5. There appears to be a set of rising expectations related to the educational requirements used to determine admission to occupational training programs and to the jobs available in those occupations. The National Council of Welfare, in a report on Canada's working poor, states that:

"Educational requirements often bear little or no sensible relation to the skills and aptitudes actually needed for a job. When these requirements are boosted unnecessarily, a double form of under- employment results. More educated workers are forced to accept jobs: that previously called for lower qualifications, while less educated workers are squeezed into worse jobs or out of the market altogether." 1

This may work a particular hardship for women. They tend to be under-employed now (i.e. not employed at the level for which they were educated and trained). This is partly the result of current employment conditions; partly the result of the necessity of accepting any job for economic reasons; and partly the result of women often being overlycautious in taking risks and reluctant to learn on-the-job or to apply for positions until they are thoroughly trained (and often over-trained).

This problem increases as the employment and economic conditions worsen. Those who already have jobs begin to demand protection, often through raising the education/training required as hiring criteria.
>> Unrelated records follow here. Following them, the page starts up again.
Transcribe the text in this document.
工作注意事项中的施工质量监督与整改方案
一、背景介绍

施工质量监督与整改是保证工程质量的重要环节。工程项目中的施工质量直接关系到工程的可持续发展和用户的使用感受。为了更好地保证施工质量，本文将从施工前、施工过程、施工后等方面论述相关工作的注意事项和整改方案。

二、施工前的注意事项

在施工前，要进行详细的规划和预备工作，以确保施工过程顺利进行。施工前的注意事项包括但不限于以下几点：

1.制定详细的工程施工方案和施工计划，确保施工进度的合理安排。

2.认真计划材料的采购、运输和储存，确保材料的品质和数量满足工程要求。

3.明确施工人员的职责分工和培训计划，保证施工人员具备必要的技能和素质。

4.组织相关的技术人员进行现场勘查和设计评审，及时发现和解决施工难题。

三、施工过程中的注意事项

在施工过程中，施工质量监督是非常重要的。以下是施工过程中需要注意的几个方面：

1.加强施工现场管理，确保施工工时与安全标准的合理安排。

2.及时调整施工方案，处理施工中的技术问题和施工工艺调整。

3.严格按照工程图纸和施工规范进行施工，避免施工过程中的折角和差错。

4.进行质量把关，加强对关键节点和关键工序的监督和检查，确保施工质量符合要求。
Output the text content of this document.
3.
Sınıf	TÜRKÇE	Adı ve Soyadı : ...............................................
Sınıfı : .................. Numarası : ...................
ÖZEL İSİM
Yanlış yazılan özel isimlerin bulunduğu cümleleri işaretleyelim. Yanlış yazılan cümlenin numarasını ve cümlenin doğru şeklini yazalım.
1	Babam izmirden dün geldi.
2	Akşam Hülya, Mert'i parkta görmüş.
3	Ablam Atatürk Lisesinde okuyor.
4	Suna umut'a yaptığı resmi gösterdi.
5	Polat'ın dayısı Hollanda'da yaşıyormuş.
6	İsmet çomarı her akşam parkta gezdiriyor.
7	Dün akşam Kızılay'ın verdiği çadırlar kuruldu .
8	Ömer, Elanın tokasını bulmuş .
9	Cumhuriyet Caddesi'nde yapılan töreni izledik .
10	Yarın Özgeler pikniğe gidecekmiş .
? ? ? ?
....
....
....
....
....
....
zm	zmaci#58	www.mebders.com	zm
As the supply of well-educated workers increases, the educational screening also increases. This in turn raises the educational prerequisites for occupational training and increases the need for academic upgrading. The more upgrading a trainee requires, the less likely that she will be accepted.

When the educational requirement for any occupation reaches the post-secondary level, women are at a distinct disadvantage. Fewer than 15% of young women go on to attend post-secondary institutions, while more than 20% of young men attend. Since the occupations requiring the highest educational and training levels also carry the largest wages, women lose out in both jobs and wages.

The general outcome of these rising expectations with respect to CMTP programs is that, in the future, they will likely cater more and more to those who already have some secondary education (and possibly some occupational training), and less and less to those without.


1. National Council of Welfare, Jobs and poverty: A report on Canada's working poor. (Ottawa: National Council of Welfare, 1977), p. 24.